Dans les remarques sur l’immigration de Trump, Echoes of a Century-Old
 Classement racial

Son resurfaçage dans la sphère publique chavire un demi-siècle de consensus général: que les immigrants enrichissent les États-Unis, peu importe d’où ils viennent. Photo

Le président Trump à la Maison Blanche jeudi, le jour où il a dénigré les immigrants haïtiens et africains.

Crédit Tom Brenner / Le New York Times
Les remarques de M. Trump “rappelaient tristement le langage utilisé par les nativistes et les racistes au début du 20ème siècle contre les Européens de l’Est et du Sud et les Asiatiques”, a déclaré Mae Ngai , un historien de l’immigration à l’Université Columbia. “Evidemment, il aime les Norvégiens parce qu’ils sont blancs”, a-t-elle ajouté. “Mais il ne sait rien de la Norvège, un pays avec des soins de santé universels à payeur unique et des études collégiales gratuites. Pourquoi quelqu’un voudrait-il quitter la Norvège pour les États-Unis? Le plus libéral politiques d’immigration de 1965 forment toujours l’échafaudage du système d’immigration légale des États-Unis, inaugurant – si non involontairement – une Amérique qui devient moins blanche chaque année. Depuis des années, les Asiatiques, les Africains et les Hispaniques représentent une part croissante des visas du pays. Mais c’est d’abord en 1924 que les responsables ont parlé ouvertement du classement des immigrés de certaines origines au-dessus des autres. C’est l’année où le Congrès a adopté une révision de l’immigration qui fixe des quotas stricts destinés à encourager les immigrants d’Europe occidentale, à bloquer tous sauf quelques-uns de l’Europe du Sud et de l’Est et à exclure totalement ceux d’Asie. Les niveaux globaux d’immigration ont été réduits. Les théories raciales en jeu dans la législation, écrit l’historien de l’immigration Roger Daniels, deviendront plus tard la première ébauche de «l’idéologie officielle de l’Allemagne nazie». Il y avait des refrains familiers dans le débat sur l’immigration de 1924. Le travail des immigrés bon marché avait déprimé les salaires, les restrictionsistes ont dit. Les immigrants ont saisi des emplois des Américains, ont-ils dit. Mais c’était aussi une rhétorique raciste qui visait à préserver ce que les eugénistes et les théoriciens sociaux de l’époque appelaient la «race nordique» qui, dans leur récit, avait initialement colonisé les États-Unis.

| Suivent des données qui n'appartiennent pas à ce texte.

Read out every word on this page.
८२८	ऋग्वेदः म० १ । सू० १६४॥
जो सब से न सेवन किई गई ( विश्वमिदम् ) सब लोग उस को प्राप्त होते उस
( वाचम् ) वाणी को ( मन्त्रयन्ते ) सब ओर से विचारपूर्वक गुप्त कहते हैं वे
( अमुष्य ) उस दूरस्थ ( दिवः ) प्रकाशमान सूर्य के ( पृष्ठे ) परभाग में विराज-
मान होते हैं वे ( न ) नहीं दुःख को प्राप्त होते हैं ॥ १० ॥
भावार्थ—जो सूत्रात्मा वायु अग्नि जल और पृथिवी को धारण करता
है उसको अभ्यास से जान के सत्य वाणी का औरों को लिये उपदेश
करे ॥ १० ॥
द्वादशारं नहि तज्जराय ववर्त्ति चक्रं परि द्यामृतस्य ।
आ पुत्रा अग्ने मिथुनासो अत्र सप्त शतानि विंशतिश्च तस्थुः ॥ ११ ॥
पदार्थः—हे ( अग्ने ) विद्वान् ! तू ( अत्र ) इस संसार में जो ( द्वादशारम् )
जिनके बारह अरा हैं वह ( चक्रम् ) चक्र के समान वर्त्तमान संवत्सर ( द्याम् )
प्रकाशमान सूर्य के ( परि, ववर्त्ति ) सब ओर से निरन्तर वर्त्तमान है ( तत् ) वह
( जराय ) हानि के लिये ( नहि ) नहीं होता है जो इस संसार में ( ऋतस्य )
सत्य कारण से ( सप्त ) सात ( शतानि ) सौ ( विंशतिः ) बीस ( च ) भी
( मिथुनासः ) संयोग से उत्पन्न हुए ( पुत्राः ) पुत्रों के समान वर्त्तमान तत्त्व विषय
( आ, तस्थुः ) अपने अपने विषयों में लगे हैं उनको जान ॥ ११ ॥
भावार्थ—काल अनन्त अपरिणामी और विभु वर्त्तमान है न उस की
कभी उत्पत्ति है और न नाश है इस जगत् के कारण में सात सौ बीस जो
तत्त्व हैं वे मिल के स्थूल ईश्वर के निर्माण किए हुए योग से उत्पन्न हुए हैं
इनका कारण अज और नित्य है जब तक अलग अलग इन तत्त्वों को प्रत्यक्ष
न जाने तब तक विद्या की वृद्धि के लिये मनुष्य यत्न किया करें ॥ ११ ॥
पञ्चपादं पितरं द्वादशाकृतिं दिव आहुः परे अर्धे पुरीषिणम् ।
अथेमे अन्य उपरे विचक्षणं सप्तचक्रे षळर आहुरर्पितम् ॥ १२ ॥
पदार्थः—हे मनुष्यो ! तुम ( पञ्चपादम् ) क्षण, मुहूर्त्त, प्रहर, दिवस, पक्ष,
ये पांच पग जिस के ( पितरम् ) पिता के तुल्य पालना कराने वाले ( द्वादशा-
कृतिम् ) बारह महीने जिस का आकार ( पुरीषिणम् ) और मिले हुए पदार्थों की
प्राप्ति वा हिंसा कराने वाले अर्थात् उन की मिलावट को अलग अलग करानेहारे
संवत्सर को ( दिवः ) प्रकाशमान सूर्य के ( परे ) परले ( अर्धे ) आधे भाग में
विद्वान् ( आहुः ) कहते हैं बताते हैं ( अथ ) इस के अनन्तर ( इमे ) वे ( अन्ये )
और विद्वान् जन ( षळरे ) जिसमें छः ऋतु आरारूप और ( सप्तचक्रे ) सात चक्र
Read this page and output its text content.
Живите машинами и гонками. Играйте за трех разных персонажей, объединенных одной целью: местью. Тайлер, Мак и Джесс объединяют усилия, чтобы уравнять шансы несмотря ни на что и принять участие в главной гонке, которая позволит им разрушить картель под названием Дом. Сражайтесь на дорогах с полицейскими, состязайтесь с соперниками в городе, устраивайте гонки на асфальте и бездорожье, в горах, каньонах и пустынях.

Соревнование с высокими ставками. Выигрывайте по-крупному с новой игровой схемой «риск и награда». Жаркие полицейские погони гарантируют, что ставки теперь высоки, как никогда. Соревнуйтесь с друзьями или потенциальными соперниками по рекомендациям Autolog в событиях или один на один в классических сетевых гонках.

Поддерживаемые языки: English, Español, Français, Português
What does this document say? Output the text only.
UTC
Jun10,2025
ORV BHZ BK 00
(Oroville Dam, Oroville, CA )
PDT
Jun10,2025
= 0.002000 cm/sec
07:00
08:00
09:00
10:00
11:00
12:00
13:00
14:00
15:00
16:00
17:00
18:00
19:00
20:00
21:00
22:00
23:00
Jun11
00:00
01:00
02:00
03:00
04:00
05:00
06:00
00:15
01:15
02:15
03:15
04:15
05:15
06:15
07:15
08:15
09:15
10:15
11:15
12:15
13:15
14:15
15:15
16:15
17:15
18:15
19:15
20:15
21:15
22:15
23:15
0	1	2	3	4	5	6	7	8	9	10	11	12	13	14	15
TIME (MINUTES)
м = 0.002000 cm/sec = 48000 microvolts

Les auteurs du projet avaient été de fervents lecteurs du livre de 1916 «Le passage de la grande race», dans lequel l’eugéniste Madison Grant avait averti que le pays risquait de «remplacer un type supérieur par un type inférieur ici en Amérique à moins que le Amérindien utilise son intelligence supérieure pour se protéger et protéger ses enfants de la concurrence avec les peuples intrusifs drainés des races les plus basses de l’Europe de l’Est. ”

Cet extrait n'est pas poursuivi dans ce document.